通商問題の定点観測。「解放の日」後の関税発動猶予から3ヶ月となる、適用停止期限の7/9が近付いても一向にディールは進まなかった。7/9を前にトランプ政権は関税発動(課徴開始)を更に8/1に延期した上で、まとまらなかった貿易相手国には8/1以降の関税率を記した書簡を一方的に送付し始めると予告した。8/1は「第二解放の日」というわけである。

前回の記事では貿易相手国を4種類に分けた上で、大半の先進国は交渉延期となる、あまり重要でない国には書簡が送付される、と予想した上で、先進国の中では日本が最も書簡組に近いのではないかと述べた。

7/7の昼過ぎ、予告通りに真っ先に日本と韓国への書簡が届いた。その後12ヶ国の新興国が続き、税率はともかく、このリストの筆頭に日韓が入れられたのは大変屈辱的であった。日本の「第二解放の日」からの新関税率は「解放の日」の24%から25%に変えられた。他の国々も法則性のない微修正が加えられている。

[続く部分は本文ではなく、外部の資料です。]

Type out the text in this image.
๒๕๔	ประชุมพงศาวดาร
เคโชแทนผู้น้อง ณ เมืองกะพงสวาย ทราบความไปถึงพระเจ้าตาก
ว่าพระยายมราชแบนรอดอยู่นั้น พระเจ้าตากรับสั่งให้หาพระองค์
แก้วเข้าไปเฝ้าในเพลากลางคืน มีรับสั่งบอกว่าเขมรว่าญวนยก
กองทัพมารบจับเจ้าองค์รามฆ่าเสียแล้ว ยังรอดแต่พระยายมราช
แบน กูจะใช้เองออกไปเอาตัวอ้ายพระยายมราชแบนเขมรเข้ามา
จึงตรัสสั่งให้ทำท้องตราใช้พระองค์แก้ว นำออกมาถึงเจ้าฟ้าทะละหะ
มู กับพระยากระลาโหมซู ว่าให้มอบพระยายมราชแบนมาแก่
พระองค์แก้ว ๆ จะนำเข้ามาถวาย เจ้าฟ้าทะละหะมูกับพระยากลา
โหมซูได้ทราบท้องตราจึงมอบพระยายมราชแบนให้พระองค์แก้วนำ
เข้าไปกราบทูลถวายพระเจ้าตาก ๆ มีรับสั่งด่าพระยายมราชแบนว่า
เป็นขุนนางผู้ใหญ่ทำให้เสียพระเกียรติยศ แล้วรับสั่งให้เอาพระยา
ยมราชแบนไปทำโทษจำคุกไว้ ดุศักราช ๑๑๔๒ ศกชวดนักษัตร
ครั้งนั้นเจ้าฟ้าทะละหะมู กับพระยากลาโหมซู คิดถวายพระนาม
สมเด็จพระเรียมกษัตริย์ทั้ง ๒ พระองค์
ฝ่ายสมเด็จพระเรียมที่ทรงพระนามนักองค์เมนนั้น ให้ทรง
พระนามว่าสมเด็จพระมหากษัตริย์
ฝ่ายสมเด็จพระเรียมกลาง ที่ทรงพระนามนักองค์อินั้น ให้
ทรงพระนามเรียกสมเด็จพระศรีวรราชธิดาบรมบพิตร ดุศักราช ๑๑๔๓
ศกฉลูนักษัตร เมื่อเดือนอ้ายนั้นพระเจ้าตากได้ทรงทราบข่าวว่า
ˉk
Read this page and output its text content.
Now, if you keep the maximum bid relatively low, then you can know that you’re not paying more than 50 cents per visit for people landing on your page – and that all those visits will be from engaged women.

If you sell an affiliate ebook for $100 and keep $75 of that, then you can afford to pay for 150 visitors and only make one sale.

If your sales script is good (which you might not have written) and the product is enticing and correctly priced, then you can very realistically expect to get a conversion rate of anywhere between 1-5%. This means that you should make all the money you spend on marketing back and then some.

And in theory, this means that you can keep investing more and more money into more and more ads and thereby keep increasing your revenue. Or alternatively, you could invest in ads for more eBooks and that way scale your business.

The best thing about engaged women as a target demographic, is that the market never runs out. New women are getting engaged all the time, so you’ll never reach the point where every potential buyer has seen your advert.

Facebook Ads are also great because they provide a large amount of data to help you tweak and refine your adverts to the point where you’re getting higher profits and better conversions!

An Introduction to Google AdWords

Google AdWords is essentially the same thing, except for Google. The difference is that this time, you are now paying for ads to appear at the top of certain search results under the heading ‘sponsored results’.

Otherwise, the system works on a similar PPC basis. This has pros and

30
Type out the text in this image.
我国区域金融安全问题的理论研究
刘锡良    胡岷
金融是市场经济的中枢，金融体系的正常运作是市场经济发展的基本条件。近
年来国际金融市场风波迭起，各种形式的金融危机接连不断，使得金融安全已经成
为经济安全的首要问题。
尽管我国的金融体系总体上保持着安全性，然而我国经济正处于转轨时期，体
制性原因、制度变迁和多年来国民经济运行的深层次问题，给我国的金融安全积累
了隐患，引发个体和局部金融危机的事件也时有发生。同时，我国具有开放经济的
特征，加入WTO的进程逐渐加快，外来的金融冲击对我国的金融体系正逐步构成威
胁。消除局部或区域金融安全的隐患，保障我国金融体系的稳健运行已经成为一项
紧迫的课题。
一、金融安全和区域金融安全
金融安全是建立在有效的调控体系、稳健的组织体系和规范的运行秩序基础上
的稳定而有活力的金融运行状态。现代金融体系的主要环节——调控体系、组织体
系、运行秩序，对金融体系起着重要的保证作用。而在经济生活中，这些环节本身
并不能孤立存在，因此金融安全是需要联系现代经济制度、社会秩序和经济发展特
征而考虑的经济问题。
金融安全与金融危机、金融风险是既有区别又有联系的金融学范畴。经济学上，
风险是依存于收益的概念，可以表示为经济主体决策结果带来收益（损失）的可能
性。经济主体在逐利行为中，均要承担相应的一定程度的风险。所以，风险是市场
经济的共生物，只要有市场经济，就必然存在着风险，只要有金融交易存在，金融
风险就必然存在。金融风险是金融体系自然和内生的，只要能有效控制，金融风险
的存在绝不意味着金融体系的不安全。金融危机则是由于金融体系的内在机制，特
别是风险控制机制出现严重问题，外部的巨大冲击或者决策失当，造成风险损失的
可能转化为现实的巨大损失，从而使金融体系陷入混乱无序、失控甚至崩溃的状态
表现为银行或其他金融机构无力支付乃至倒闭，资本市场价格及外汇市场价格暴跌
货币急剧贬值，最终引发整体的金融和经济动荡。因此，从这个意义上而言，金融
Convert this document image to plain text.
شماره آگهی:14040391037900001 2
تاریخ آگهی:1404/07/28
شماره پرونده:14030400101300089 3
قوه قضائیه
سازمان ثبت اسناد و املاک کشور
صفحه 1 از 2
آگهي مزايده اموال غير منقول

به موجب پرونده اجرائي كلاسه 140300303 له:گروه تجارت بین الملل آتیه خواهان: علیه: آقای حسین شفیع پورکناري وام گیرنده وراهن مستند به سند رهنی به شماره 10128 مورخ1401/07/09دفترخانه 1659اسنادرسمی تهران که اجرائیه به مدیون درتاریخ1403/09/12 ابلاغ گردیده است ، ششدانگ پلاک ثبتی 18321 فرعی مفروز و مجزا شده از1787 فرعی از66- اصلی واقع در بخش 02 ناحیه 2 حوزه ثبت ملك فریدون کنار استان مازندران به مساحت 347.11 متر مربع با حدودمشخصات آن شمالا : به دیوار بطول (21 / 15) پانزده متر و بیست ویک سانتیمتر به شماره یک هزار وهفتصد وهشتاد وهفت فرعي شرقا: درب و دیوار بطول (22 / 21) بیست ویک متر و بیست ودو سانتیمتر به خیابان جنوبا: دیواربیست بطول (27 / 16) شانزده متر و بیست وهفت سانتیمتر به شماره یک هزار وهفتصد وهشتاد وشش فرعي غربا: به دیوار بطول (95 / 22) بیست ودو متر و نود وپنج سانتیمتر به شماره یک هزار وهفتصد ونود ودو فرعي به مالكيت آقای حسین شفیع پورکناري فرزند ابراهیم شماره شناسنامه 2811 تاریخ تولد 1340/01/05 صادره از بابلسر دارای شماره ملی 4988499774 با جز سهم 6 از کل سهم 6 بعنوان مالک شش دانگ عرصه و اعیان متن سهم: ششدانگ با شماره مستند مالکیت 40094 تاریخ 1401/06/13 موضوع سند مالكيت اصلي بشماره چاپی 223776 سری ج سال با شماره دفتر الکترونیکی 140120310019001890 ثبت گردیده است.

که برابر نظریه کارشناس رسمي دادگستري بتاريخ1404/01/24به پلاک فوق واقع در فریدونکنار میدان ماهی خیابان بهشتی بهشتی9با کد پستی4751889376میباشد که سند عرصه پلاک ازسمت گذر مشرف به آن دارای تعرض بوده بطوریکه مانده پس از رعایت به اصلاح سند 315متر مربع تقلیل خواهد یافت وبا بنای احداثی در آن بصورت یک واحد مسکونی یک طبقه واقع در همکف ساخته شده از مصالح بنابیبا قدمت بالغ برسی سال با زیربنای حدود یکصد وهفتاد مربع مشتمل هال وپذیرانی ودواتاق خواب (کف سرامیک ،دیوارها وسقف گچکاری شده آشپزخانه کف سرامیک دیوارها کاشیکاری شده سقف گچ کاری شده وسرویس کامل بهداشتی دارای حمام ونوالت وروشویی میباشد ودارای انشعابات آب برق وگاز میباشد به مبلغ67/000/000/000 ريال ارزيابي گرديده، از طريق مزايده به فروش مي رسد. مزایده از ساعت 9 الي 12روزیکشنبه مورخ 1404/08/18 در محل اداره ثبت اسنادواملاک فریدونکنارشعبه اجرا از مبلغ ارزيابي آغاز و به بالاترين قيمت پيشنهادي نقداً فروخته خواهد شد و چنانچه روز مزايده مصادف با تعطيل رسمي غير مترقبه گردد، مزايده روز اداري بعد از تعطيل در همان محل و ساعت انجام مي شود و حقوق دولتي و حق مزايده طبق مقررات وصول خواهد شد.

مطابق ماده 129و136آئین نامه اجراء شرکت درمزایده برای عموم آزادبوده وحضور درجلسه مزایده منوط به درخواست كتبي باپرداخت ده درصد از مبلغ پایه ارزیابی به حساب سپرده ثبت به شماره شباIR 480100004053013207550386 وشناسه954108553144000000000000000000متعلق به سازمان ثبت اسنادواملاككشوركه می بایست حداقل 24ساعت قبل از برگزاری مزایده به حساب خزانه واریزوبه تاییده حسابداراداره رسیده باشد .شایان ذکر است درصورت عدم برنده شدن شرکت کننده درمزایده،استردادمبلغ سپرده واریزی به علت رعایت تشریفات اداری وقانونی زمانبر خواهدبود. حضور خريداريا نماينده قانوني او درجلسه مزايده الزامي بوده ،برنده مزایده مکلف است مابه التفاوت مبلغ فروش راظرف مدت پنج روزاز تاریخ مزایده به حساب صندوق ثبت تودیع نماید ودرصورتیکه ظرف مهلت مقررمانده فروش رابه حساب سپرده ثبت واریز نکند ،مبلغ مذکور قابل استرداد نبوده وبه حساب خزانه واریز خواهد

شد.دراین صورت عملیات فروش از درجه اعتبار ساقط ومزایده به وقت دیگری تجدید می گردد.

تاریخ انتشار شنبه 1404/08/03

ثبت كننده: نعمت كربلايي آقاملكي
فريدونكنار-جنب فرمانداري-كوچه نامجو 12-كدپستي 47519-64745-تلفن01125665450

しばたく経ってEUとメキシコにも30%の新関税率が発表され、カナダには更に高い35%が発表されるに至り、先進国、新興国問わず大半の主要国に一通り書簡が送付された形となる。政治的に対立するブラジルに至っては50%の関税率が設定された。

書簡が一通り出揃うと、「第二解放の日」の関税リストは「解放の日」の関税リストがほとんど復活したものになった。少しコンパクトになっただけである。

トランプ政権は再延期はなく8/1から新たな関税率に従って関税を毟り始めるとしているものの、それまでの更なる通商交渉を否定はしなかった。実際その後インドネシアとの間に新たにディールが締結され、インドネシアはゼロ関税と市場開放、更に米国製品の買い付けと引き換えに関税率を32%から19%に引き下げてもらった。ベトナムと同様、迂回輸出と認定されれば40%の関税が適用される。なお肝心の迂回輸出の定義はまだ明らかにされていない。